A few months later—now more than four years ago—I met my twin flame. And I can safely say that my life has been turned upside down and inside out. I have never been as challenged, nor my soul so torn apart (and then lovingly and completely healed) as it has since meeting her. Although there are so many stories I could tell simply regarding events from our relationship over the last few years, I will limit it to just one, especially as it relates to the subject of my perception of God.
Shortly after we met, she and I were eating breakfast at a local restaurant. The subject came up regarding the changes in my beliefs which I had experienced prior to meeting her. At the time I met her, she was studying Hebrew Roots, a religious movement which is Christian as far as its belief in Jesus (or Yeshua, which is his Hebrew name), but seeks to bridge Christianity to its Judaic roots and reveal the symbolism behind the New Testament. Just before leaving Christianity, I had briefly looked into Hebrew Roots and was definitely fascinated by it. Meeting my twin flame was confirmation to me that I would apparently be studying it much more.
After describing to her that my view of God was now more like the Force, she asked me how I felt about that. She had this knowing look on her face (we had just met and we already knew each other through and through), and I could tell she thought her question was going to challenge me. At first I simply answered her question, that even though the idea of God as a Force was emotionally unsatisfactory, it was logically sufficient for me.

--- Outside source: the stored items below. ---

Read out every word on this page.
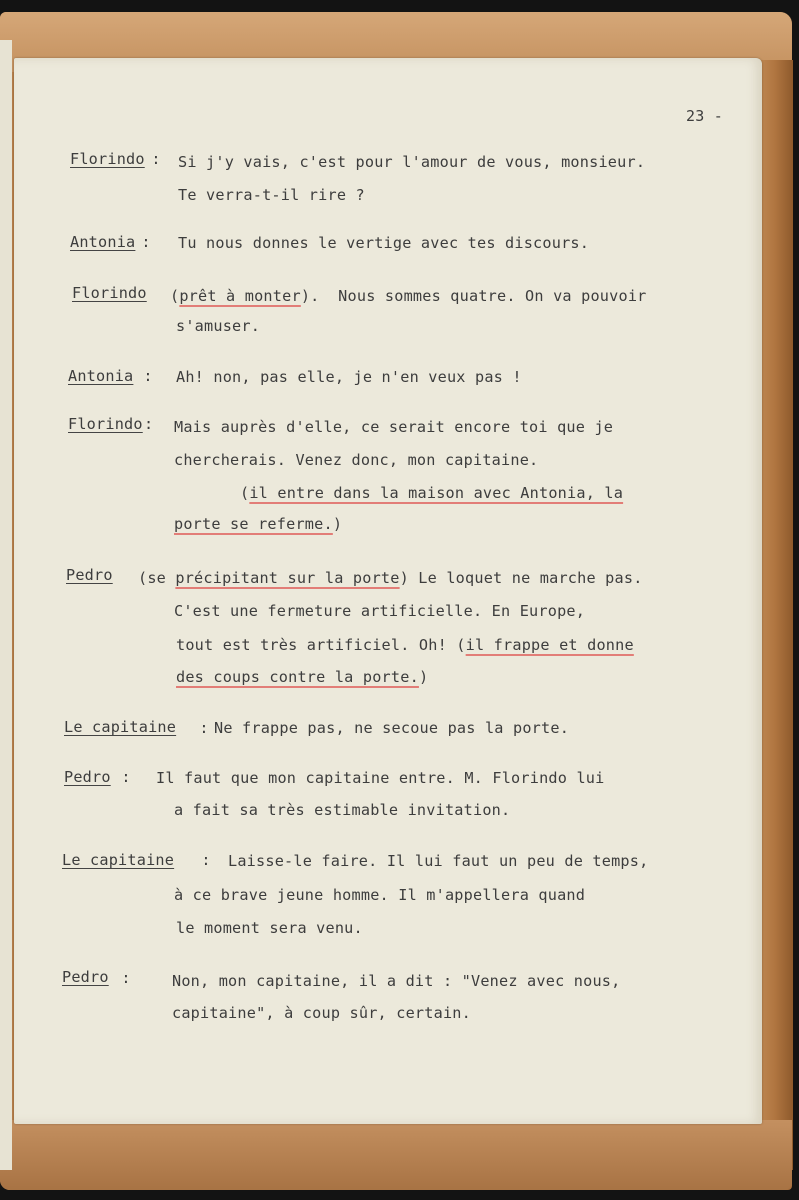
23 -
Florindo
: Si j'y vais, c'est pour l'amour de vous, monsieur.
Te verra-t-il rire ?
Antonia
: Tu nous donnes le vertige avec tes discours.
Florindo (prêt à monter).  Nous sommes quatre. On va pouvoir
s'amuser.
Antonia : Ah! non, pas elle, je n'en veux pas !
Florindo : Mais auprès d'elle, ce serait encore toi que je
chercherais. Venez donc, mon capitaine.
(il entre dans la maison avec Antonia, la
porte se referme.)
Pedro (se précipitant sur la porte) Le loquet ne marche pas.
C'est une fermeture artificielle. En Europe,
tout est très artificiel. Oh! (il frappe et donne
des coups contre la porte.)
Le capitaine : Ne frappe pas, ne secoue pas la porte.
Pedro : Il faut que mon capitaine entre. M. Florindo lui
a fait sa très estimable invitation.
Le capitaine : Laisse-le faire. Il lui faut un peu de temps,
à ce brave jeune homme. Il m'appellera quand
le moment sera venu.
Pedro :	Non, mon capitaine, il a dit : "Venez avec nous,
capitaine", à coup sûr, certain.
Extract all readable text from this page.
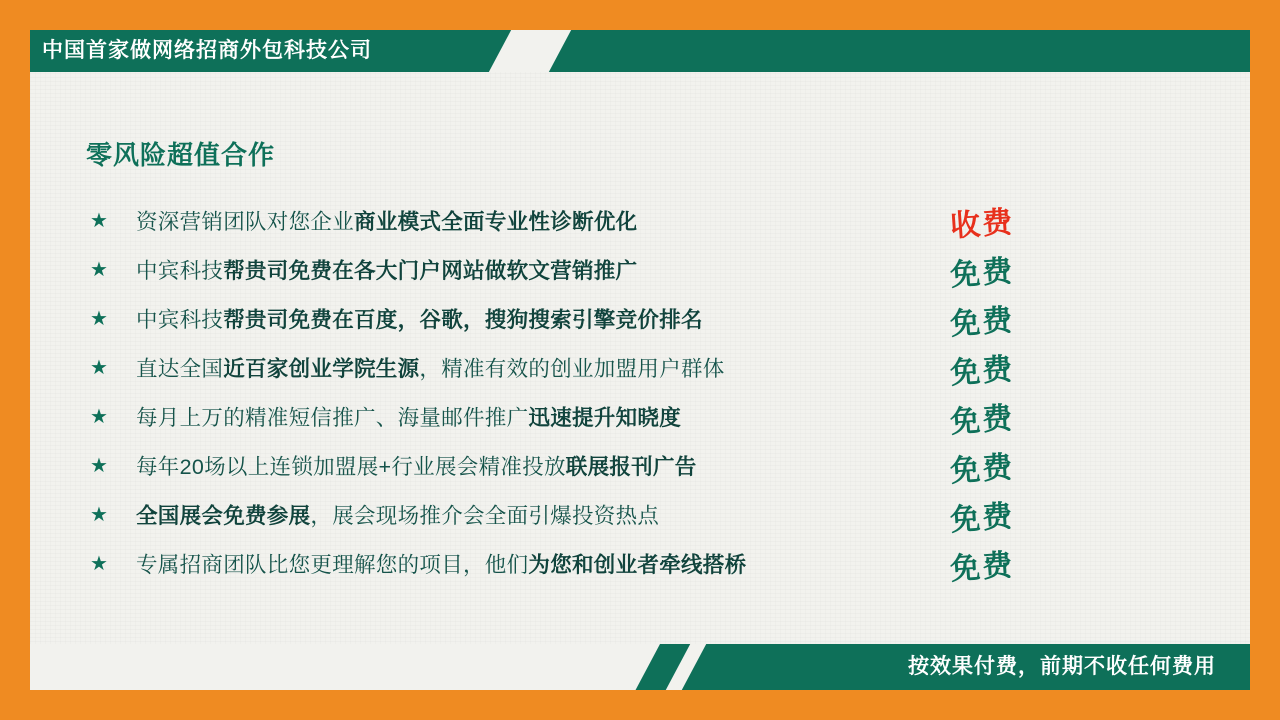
中国首家做网络招商外包科技公司
零风险超值合作
★	资深营销团队对您企业商业模式全面专业性诊断优化	收费
★	中宾科技帮贵司免费在各大门户网站做软文营销推广	免费
★	中宾科技帮贵司免费在百度，谷歌，搜狗搜索引擎竞价排名	免费
★	直达全国近百家创业学院生源，精准有效的创业加盟用户群体	免费
★	每月上万的精准短信推广、海量邮件推广迅速提升知晓度	免费
★	每年20场以上连锁加盟展+行业展会精准投放联展报刊广告	免费
★	全国展会免费参展，展会现场推介会全面引爆投资热点	免费
★	专属招商团队比您更理解您的项目，他们为您和创业者牵线搭桥	免费
按效果付费，前期不收任何费用
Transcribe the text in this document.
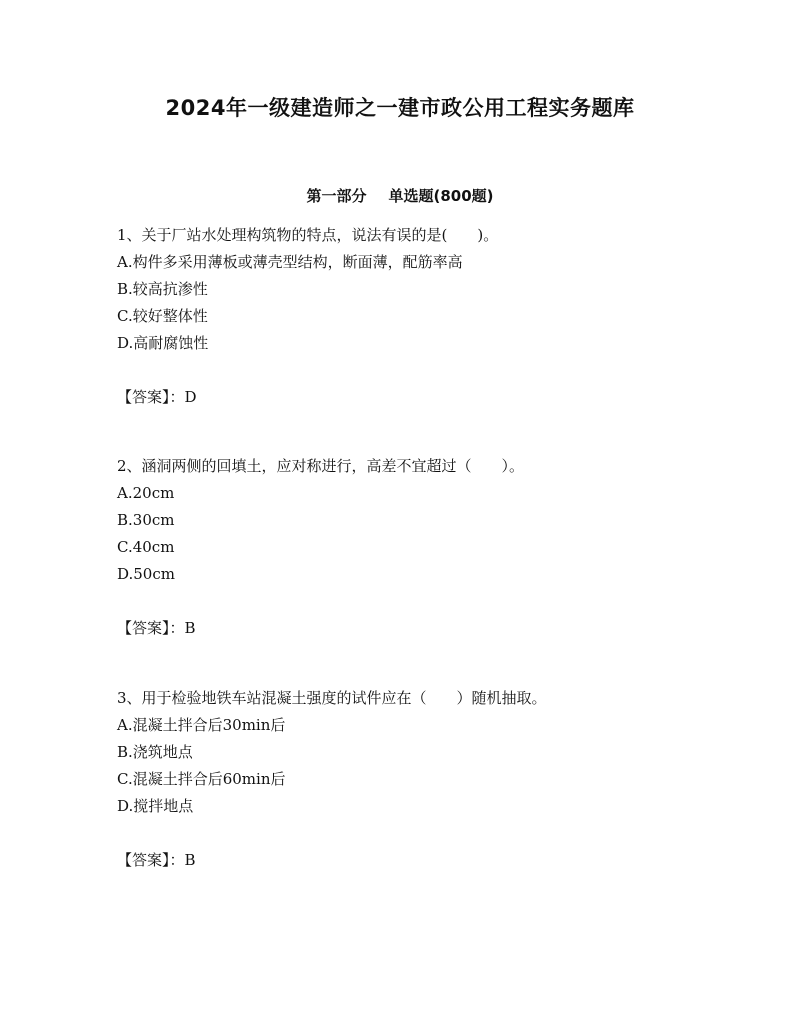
2024年一级建造师之一建市政公用工程实务题库
第一部分 单选题(800题)
1、关于厂站水处理构筑物的特点，说法有误的是(　　)。
A.构件多采用薄板或薄壳型结构，断面薄，配筋率高
B.较高抗渗性
C.较好整体性
D.高耐腐蚀性
【答案】：D
2、涵洞两侧的回填土，应对称进行，高差不宜超过（　　）。
A.20cm
B.30cm
C.40cm
D.50cm
【答案】：B
3、用于检验地铁车站混凝土强度的试件应在（　　）随机抽取。
A.混凝土拌合后30min后
B.浇筑地点
C.混凝土拌合后60min后
D.搅拌地点
【答案】：B
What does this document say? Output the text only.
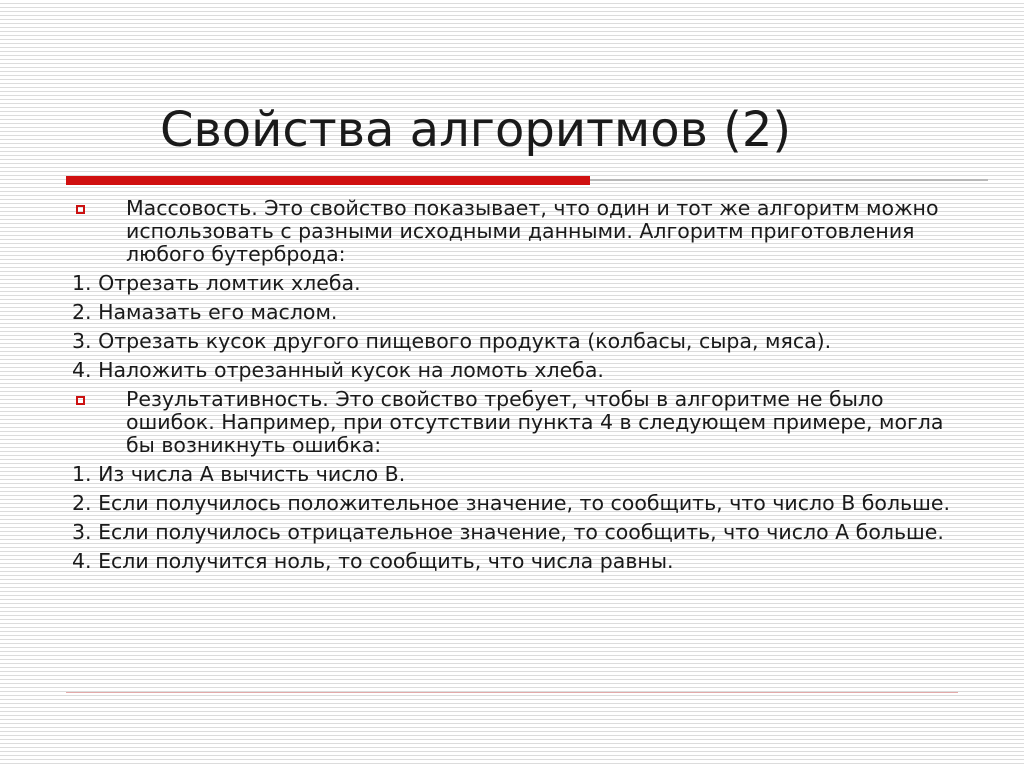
Свойства алгоритмов (2)
Массовость. Это свойство показывает, что один и тот же алгоритм можно использовать с разными исходными данными. Алгоритм приготовления любого бутерброда:
1. Отрезать ломтик хлеба.
2. Намазать его маслом.
3. Отрезать кусок другого пищевого продукта (колбасы, сыра, мяса).
4. Наложить отрезанный кусок на ломоть хлеба.
Результативность. Это свойство требует, чтобы в алгоритме не было ошибок. Например, при отсутствии пункта 4 в следующем примере, могла бы возникнуть ошибка:
1. Из числа А вычисть число В.
2. Если получилось положительное значение, то сообщить, что число В больше.
3. Если получилось отрицательное значение, то сообщить, что число А больше.
4. Если получится ноль, то сообщить, что числа равны.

She just kept staring at me with that knowing look, so I kept talking. I told her that above all, I missed the concept of a heavenly Father who knew me personally and loved me. I mentioned the amazing and life-changing experience I’d had as a teenager where I had felt God’s love for me as well as physical tingling throughout my entire body.
As I recounted this experience, all of a sudden and without warning I began to cry uncontrollably. I began pouring out my heart to her that I missed my Father and that this sci-fi Force in which I had chosen to believe was a poor and pathetic excuse for what I’d had when I was a Christian. The logical side of me was setting off warning bells as it tried to let me know that bringing back Father into my life was a personal betrayal of everything I’d accomplished in the last year. And yet my heart could not avoid the Truth: Father was real, and He loved me.
Although neither my twin flame nor I ever returned to the Christian-only belief system to which we had previously held before meeting each other, we discovered a Father who was not only more expansive than we had ever known, and that His Son had sacrificed more than just his life. The universe was quickly becoming much larger and expansive than ever, and we were constantly amazed by the way that all of Earth’s belief systems were parts of an amazing cosmic story.
Although my understanding and beliefs are still “undergoing construction” to this day, I would like to share my current understanding of at least some of the big picture aspects which are extremely important to me. My intention for this essay was to reveal a little bit about myself and my personal journey, in the hope that it might provide some context for understanding and appreciating how I view the world today. My next essay will delve more into the theological details of my beliefs, which I hope at the very least will provide the readers with new questions to ask on their own journeys.